La società Alfa si rivolgeva alla Suprema Corte deducendo, in particolare, ai sensi dell’art. 360, comma 1, n. 3 c.p.c., la violazione o falsa applicazione dell’art. 1345 c.c. e dell’art. 18, comma 1, della L. n. 300 del 1970, modificata dalla L. n. 92 del 2012, per avere la Corte territoriale deciso in contrasto con l’orientamento di legittimità, secondo cui il motivo illecito deve essere determinante, cioè costituire l'unica effettiva ragione di recesso, ed essere esclusivo, mentre nella vicenda esaminata, il motivo lecito formalmente addotto, cioè l’addebito contestato, sussisteva, sebbene giudicato tale da non integrare una giusta causa di recesso. La società ricorrente asseriva che, a fronte di condotte aventi rilievo disciplinare, anche se non giudicate rappresentative di una giusta causa di recesso, il giudice è tenuto comunque a valutare se il licenziamento è intervenuto per un errato (ma lecito) giudizio prognostico datoriale di non proseguibilità del rapporto, oppure per cogliere una (illecita) occasione di liberarsi di un dipendente indesiderato.

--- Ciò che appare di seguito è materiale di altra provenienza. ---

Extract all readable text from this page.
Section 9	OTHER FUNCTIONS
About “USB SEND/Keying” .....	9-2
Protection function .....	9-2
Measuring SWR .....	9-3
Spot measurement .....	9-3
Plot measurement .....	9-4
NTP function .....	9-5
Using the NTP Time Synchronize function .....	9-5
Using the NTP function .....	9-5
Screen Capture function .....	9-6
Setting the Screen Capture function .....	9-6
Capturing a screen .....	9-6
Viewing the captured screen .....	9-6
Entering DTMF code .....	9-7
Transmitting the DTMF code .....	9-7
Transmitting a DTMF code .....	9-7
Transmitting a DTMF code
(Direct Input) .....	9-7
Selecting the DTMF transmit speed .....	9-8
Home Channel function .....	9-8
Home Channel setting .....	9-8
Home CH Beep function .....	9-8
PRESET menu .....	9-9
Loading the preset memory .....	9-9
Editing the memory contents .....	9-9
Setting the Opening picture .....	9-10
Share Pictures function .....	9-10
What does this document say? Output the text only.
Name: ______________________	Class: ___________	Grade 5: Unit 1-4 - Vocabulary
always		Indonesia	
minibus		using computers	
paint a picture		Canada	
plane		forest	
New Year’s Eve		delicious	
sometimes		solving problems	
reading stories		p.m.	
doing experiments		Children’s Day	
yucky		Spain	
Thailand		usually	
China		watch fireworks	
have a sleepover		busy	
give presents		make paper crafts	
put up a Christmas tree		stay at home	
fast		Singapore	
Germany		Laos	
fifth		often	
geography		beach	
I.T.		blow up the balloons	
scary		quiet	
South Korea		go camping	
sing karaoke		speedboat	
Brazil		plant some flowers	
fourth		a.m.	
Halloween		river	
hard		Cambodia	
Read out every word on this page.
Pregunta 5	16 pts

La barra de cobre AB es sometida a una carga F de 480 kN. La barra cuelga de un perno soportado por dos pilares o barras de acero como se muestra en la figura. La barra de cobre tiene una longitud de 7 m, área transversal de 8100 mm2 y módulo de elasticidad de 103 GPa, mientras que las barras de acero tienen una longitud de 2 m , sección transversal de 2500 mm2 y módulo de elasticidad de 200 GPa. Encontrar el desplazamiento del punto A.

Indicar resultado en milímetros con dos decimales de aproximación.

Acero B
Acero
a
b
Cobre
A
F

LA PRONUNCIA DELLA CORTE DI CASSAZIONE

La Cassazione dava ragione alla società Alfa. I giudici di piazza Cavour definivano il licenziamento ritorsivo come “l'ingiusta e arbitraria reazione ad un comportamento legittimo del lavoratore colpito (diretto) o di altra persona ad esso legata e pertanto accomunata nella reazione (indiretto), che attribuisce al licenziamento il connotato della ingiustificata vendetta”. Per gli Ermellini, “Il licenziamento per ritorsione, diretta o indiretta, è considerato un “licenziamento nullo quando il motivo ritorsivo, come tale illecito, sia stato l'unico determinante dello stesso, ai sensi del combinato disposto dell'art. 1418, secondo comma, e degli artt. 1345 e 1324 c.c.”. Tuttavia, per l’accoglimento della domanda di nullità del licenziamento in quanto fondato su motivo illecito, occorre provare che l'intento ritorsivo datoriale abbia avuto efficacia determinativa esclusiva della volontà di recedere dal rapporto di lavoro. La Suprema Corte sottolineava che “L'onere della prova della esistenza di un motivo di ritorsione del licenziamento e del suo carattere determinante la volontà negoziale grava sul lavoratore che deduce ciò in giudizio” e che si tratta “di prova non agevole, sostanzialmente fondata sulla utilizzazione di presunzioni, tra le quali presenta un ruolo non secondario anche la dimostrazione della inesistenza del diverso motivo addotto a giustificazione del licenziamento o di alcun motivo ragionevole”. Per i giudici di legittimità, nella fattispecie esaminata, la Corte d’Appello aveva erroneamente attribuito efficacia determinativa esclusiva al motivo ritorsivo solo a causa della inidoneità dell’addebito, per difetto di proporzionalità, nonostante avesse preventivamente accertato la commissione dell’illecito disciplinare.